This is a basic search engine prototype.
It is implemented using python
.
The data is saved in .docx
files present in the folder data
.
The output is currently limited to only the document names and not the content of the same.
This gives a very high level-basic understanding of how the search engine works.
- Building index file
a. Fetch all files in the folder ./data/
b. For all files do
i. Fetch the tokens (all the individual words) ii. Remove stop words (This is done based on a predefined stop words list which is included in the zip (filename : stopWords.txt)) iii. Perform stemming on tokens (performed with the help of library >stemming.) iv. Convert all tokens to lower case v. Map the tokens to the current document. If the token already has other documents associated with it, add the current document to the list. vi. Write tokens to file for each document (filename = document name)

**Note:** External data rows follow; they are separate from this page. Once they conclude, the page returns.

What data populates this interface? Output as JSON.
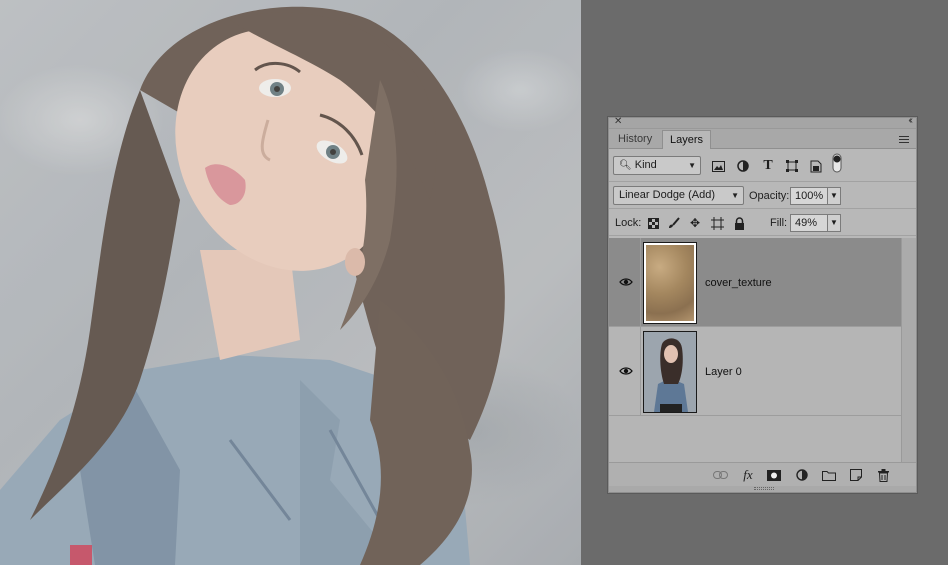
{
  "panel": {
    "tabs": [
      "History",
      "Layers"
    ],
    "filter": {
      "kind_label": "Kind"
    },
    "blend_mode": "Linear Dodge (Add)",
    "opacity_label": "Opacity:",
    "opacity_value": "100%",
    "lock_label": "Lock:",
    "fill_label": "Fill:",
    "fill_value": "49%",
    "layers": [
      {
        "name": "cover_texture",
        "visible": true,
        "selected": true,
        "thumb": "texture"
      },
      {
        "name": "Layer 0",
        "visible": true,
        "selected": false,
        "thumb": "photo"
      }
    ],
    "bottom_icons": [
      "link-icon",
      "fx-icon",
      "mask-icon",
      "adjustment-icon",
      "folder-icon",
      "new-layer-icon",
      "trash-icon"
    ]
  },
  "colors": {
    "panel_bg": "#b8b8b8",
    "selected_layer": "#8b8b8b",
    "workspace": "#6b6b6b"
  }
}
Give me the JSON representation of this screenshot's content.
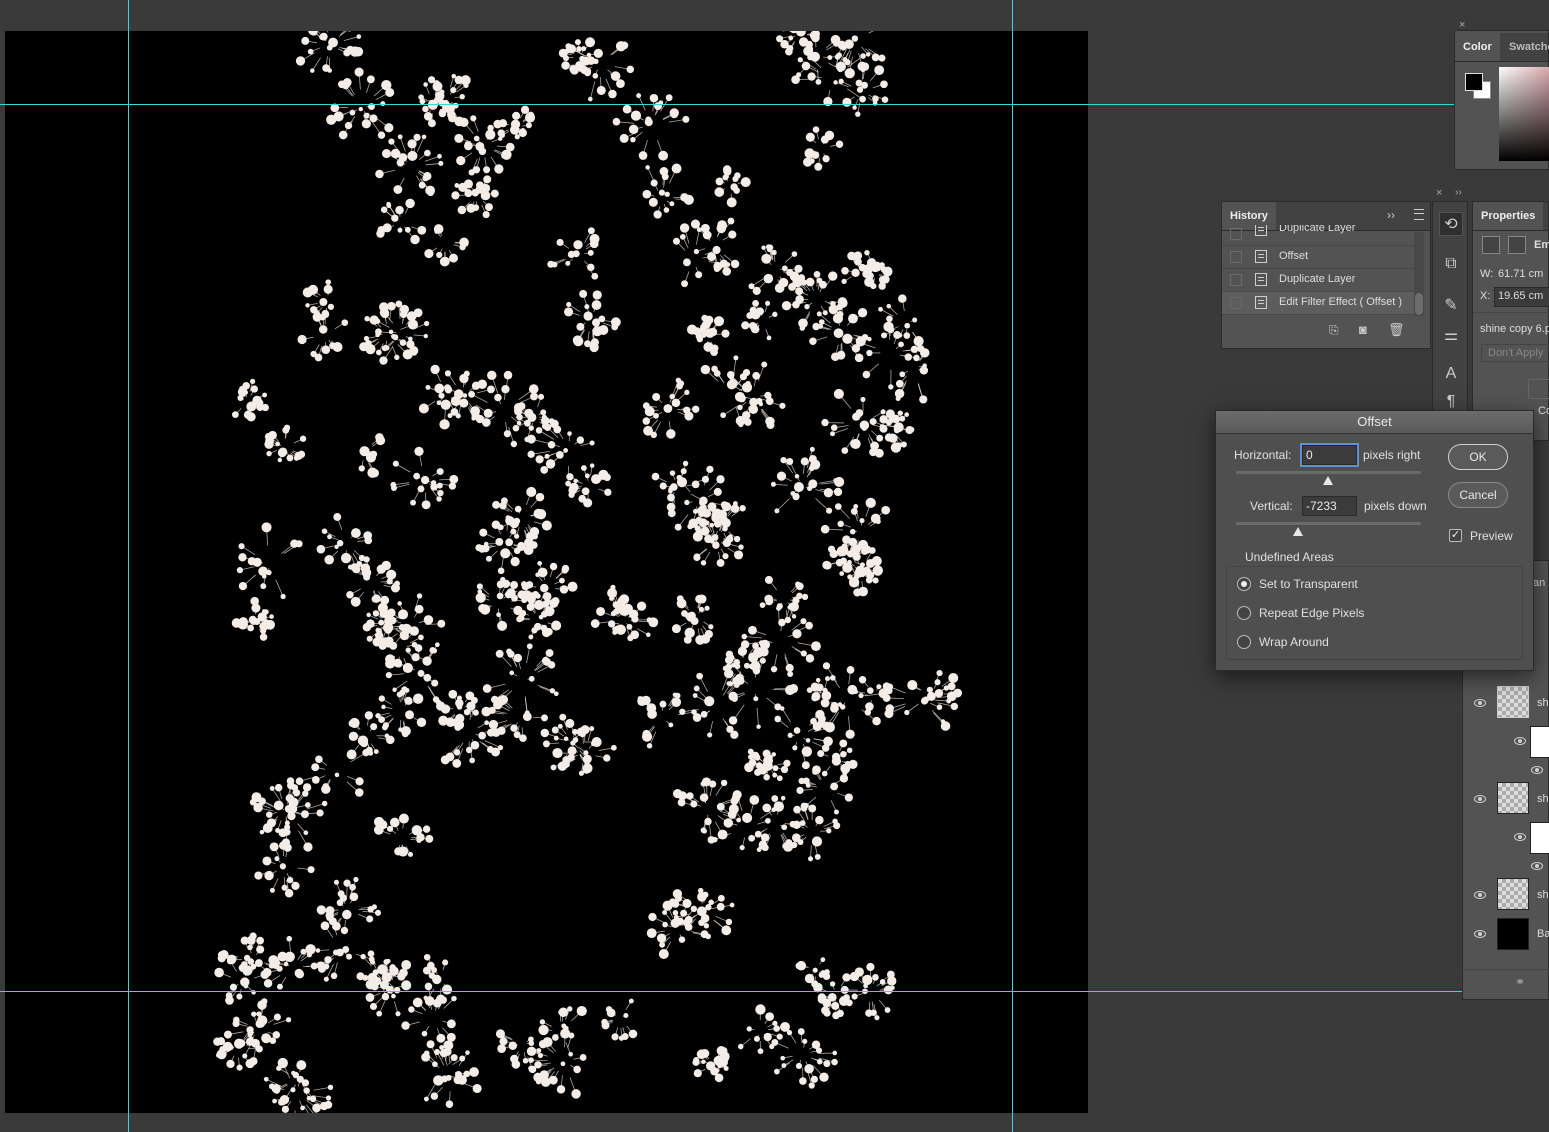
{
  "colors": {
    "guide": "#3ad6e0",
    "canvas_bg": "#000000",
    "flower": "#f4ece6"
  },
  "color_panel": {
    "tabs": [
      "Color",
      "Swatches"
    ],
    "tab_visible_labels": [
      "Color",
      "Swatche"
    ],
    "close": "×"
  },
  "history": {
    "title": "History",
    "items": [
      {
        "label": "Duplicate Layer"
      },
      {
        "label": "Offset"
      },
      {
        "label": "Duplicate Layer"
      },
      {
        "label": "Edit Filter Effect ( Offset )"
      }
    ],
    "collapse": "››"
  },
  "properties": {
    "title": "Properties",
    "type_label": "Em",
    "w_label": "W:",
    "w_value": "61.71 cm",
    "x_label": "X:",
    "x_value": "19.65 cm",
    "layer_name": "shine copy 6.p",
    "dont_apply": "Don't Apply",
    "co_label": "Co"
  },
  "layers": {
    "items": [
      {
        "name": "sh"
      },
      {
        "name": "sh"
      },
      {
        "name": "sh"
      },
      {
        "name": "Ba"
      }
    ],
    "partial_label": "an"
  },
  "offset_dialog": {
    "title": "Offset",
    "horizontal_label": "Horizontal:",
    "horizontal_value": "0",
    "horizontal_unit": "pixels right",
    "vertical_label": "Vertical:",
    "vertical_value": "-7233",
    "vertical_unit": "pixels down",
    "ok": "OK",
    "cancel": "Cancel",
    "preview_label": "Preview",
    "preview_checked": true,
    "undefined_areas_title": "Undefined Areas",
    "options": [
      {
        "label": "Set to Transparent",
        "selected": true
      },
      {
        "label": "Repeat Edge Pixels",
        "selected": false
      },
      {
        "label": "Wrap Around",
        "selected": false
      }
    ]
  }
}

c. Write all the indexes to file maps.txt
- Processing input query
a. Fetch all the words/tokens in the search query
b. Perform stemming on the tokens
c. Convert the tokens to lower case
- Perform the Search operation
a. Based on the tokens generated from query, fetch all the documents list for all the tokens
b. If an ‘and’ operation is provided, intersect the previous and next document list
c. If an ‘or’ operation is provided, union the previous and next document list
- Assumptions
a. Parenthesis are not considered for search query
- Minimum requirements to run
a. Python should be installed
b. Packages to be present or installed
i. os ii. sys iii. stemming – pip install stemming iv. docx – pip install python-docx (python-docx.readthedocs.io/)
- Basic setup
a. Documents must be placed in folder “data”

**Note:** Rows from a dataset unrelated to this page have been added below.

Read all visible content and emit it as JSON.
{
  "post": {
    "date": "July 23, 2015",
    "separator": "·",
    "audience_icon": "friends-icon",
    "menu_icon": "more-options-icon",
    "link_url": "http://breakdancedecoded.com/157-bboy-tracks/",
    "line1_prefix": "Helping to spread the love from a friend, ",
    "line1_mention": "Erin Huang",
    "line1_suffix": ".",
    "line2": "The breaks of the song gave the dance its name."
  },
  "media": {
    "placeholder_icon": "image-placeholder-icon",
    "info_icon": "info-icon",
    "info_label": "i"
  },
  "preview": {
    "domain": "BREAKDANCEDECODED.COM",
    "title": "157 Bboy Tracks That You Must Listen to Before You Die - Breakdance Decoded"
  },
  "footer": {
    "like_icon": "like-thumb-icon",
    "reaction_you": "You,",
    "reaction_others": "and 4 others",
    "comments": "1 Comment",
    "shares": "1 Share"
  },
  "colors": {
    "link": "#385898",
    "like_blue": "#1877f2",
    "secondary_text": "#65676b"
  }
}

b. stopWords.txt file should be placed in the executing folder
c. Output will be written to the folder “output”
d. Output files written are:
i. Tokens generated for all documents (6 files, 1 for each document) ii. Index generated (maps.txt) iii. Search result history – All search result query and output are saved (result.txt)
- How to run:
a. python IR.py “<<search query goes here – in quotes>>”
This was done as part of second semester assignment from BITS Pilani for M.Tech in Computer Science for the subject of Information Retrieval.